Family law is not a forgiving area for AI errors. A hallucinated citation in a research memo may be caught before it causes harm. A hallucinated child support calculation that reaches a client — who then makes decisions based on it — may cause harm that is difficult or impossible to undo.
How LLMs work — and why family law is different
ChatGPT, Claude, Grok, and Gemini generate responses by predicting statistically plausible text — not by retrieving verified information from a database. That distinction matters everywhere in legal practice. It matters more in family law than in most areas, for a specific reason: family law is governed almost entirely by state statute and state case law, and those statutes and cases vary dramatically by jurisdiction.
An LLM trained on national legal text has learned patterns from fifty states' worth of family law — patterns that may or may not reflect your state's current statute, your court's current local rules, or your jurisdiction's current child support guidelines. The answer will be delivered with the same confident fluency regardless.
The verification rule in family law
Every statute reference confirmed against the current text in your jurisdiction. Every child support or spousal support figure or methodology verified against the current guidelines. Every procedural requirement confirmed against current local rules. Every case citation confirmed in Westlaw or LexisNexis. Not optional — the professional standard for paralegal work product in a state-specific practice area.
Check Your Understanding · 10 XP
Which statement best captures why AI errors are more dangerous in family law than in most civil practice areas?
The national-vs-state mismatch is the structural problem. An AI may fluently describe a community property framework to a paralegal working in an equitable distribution state, or cite child support percentages that belong to a different jurisdiction's guidelines. The fluency of the output hides the error. The fix is not to distrust AI — it is to verify every substantive claim against the current primary source in your jurisdiction.
The hallucination problem in family law
The most dangerous category of hallucination in family law is not citation hallucination. It is factual hallucination about jurisdiction-specific rules and calculations — a child support figure, a residency requirement, a waiting period, a property characterization — delivered fluently enough that the error is not visible in the output itself.
These errors are harder to catch than fake citations because there is no single document to check against. Verifying that a case exists is a one-step process. Verifying that a description of your state's child support guidelines accurately reflects the current guidelines requires locating the guidelines, reading them, and confirming the AI's description against the actual text. That is more work — and it is required.
Spot the Error · 30 XP
A paralegal in North Carolina asks an AI to summarize state child support rules. The AI produces five statements. Three are likely accurate in general framework; two contain jurisdiction-specific errors that would harm a client if passed on. Flag the problems.

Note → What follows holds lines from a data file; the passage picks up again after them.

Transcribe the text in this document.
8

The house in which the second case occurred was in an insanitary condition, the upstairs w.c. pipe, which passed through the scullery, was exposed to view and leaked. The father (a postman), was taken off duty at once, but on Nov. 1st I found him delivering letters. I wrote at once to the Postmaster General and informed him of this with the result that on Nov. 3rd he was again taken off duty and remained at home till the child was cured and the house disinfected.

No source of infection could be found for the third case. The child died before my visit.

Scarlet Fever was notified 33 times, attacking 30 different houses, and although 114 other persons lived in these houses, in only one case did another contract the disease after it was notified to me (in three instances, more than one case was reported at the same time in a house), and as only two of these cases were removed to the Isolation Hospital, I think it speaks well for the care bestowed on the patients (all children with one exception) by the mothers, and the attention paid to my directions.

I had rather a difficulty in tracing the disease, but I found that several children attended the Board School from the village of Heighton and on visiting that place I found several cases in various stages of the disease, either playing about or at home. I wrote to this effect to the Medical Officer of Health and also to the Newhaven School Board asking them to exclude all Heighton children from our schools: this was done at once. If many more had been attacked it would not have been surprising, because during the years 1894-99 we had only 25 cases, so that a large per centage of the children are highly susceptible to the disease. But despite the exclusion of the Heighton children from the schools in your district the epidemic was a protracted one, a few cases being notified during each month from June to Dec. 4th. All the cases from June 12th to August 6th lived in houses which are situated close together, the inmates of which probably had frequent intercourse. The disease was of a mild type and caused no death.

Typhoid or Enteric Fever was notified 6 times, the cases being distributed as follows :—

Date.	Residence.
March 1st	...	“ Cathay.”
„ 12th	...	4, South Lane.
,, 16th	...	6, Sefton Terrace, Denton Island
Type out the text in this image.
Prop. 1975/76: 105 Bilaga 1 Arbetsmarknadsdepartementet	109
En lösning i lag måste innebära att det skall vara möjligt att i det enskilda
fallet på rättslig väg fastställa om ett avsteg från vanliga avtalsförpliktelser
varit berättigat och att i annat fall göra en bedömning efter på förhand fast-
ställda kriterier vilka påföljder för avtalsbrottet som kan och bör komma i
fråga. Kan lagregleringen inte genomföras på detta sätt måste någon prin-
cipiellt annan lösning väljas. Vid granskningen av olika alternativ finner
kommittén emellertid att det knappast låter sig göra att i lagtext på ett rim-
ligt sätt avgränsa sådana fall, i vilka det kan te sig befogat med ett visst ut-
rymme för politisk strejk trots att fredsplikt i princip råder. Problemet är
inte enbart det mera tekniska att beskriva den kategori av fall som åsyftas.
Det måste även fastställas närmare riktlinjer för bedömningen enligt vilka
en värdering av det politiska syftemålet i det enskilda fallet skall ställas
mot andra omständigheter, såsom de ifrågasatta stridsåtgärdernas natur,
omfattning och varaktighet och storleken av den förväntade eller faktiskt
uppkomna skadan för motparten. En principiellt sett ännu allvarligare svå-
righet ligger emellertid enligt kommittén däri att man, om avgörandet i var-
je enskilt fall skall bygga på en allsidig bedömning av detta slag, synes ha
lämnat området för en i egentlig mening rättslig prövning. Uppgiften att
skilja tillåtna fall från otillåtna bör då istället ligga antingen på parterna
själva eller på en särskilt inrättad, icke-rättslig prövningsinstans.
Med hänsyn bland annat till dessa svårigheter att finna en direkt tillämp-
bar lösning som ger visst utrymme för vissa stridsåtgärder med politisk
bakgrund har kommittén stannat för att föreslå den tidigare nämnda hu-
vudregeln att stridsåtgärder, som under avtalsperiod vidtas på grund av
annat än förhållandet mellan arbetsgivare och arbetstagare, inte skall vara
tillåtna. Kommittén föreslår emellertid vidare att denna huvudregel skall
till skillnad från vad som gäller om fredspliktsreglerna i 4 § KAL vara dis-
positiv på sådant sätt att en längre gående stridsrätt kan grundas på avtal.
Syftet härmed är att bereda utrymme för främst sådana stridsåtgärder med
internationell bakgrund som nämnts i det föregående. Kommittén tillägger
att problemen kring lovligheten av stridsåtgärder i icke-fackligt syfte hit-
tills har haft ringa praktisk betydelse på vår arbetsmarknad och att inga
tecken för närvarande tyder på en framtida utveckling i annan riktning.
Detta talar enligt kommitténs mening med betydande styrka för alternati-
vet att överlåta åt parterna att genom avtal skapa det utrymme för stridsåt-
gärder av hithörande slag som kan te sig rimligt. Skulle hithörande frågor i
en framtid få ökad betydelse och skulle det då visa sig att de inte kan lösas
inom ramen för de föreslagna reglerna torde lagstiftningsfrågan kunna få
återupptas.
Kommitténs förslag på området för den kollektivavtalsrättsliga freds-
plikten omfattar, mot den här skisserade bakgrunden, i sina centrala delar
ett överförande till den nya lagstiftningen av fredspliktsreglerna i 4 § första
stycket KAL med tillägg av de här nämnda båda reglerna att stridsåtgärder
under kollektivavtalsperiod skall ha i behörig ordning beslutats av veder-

Click each to cycle: unknown → looks right → flag as suspect.
"North Carolina uses an income shares model for child support calculations."
"North Carolina applies a straight 20% of obligor's net income as the presumptive child support figure for one child."
"North Carolina is an equitable distribution state, not a community property state."
"North Carolina requires a 180-day waiting period after filing before a divorce can be entered."
"Child support orders in North Carolina may be modified upon a showing of changed circumstances."
The point isn't whether you knew NC law. The point is the class of error: the AI mixes statements that sound equally authoritative — the accurate ones and the inaccurate ones — in the same fluent voice. The "20% of net income" figure is a guideline pattern some states use; it is not how North Carolina calculates child support (NC uses income shares with worksheets). The "180-day waiting period" is wrong for NC (one-year separation required). Both errors would reach a client if the paralegal accepted the AI's description without opening the current guidelines and statute. That is the discipline this course practices in every module.
The state-specific problem
Community property states — Arizona, California, Idaho, Louisiana, Nevada, New Mexico, Texas, Washington, Wisconsin — divide marital assets and debts equally as a general rule. Equitable distribution states — the remaining forty-one states and DC — divide according to a fairness standard that considers multiple factors. AI trained on national text may produce responses that reflect one framework when your jurisdiction uses the other.
Child support guidelines vary too: income shares, percentage of income, different worksheets, different rules about what income to include. The practical implication: treat AI output as a starting framework — concepts, vocabulary, search terms to take into a verified database — not as a description of your jurisdiction's law.
Scenario · 15 XP
An associate asks you to "pull together a quick summary of how our state handles spousal support" for a client meeting in two hours. What is the right sequence?
AI as orientation, primary sources as authority, attorney review as release. Two hours is enough to do this correctly if you use each tool for what it's good at. Copying AI output into a client-facing memo risks passing jurisdiction-specific errors to the client — which, in family law, is the kind of mistake that shapes the client's decisions before anyone catches it.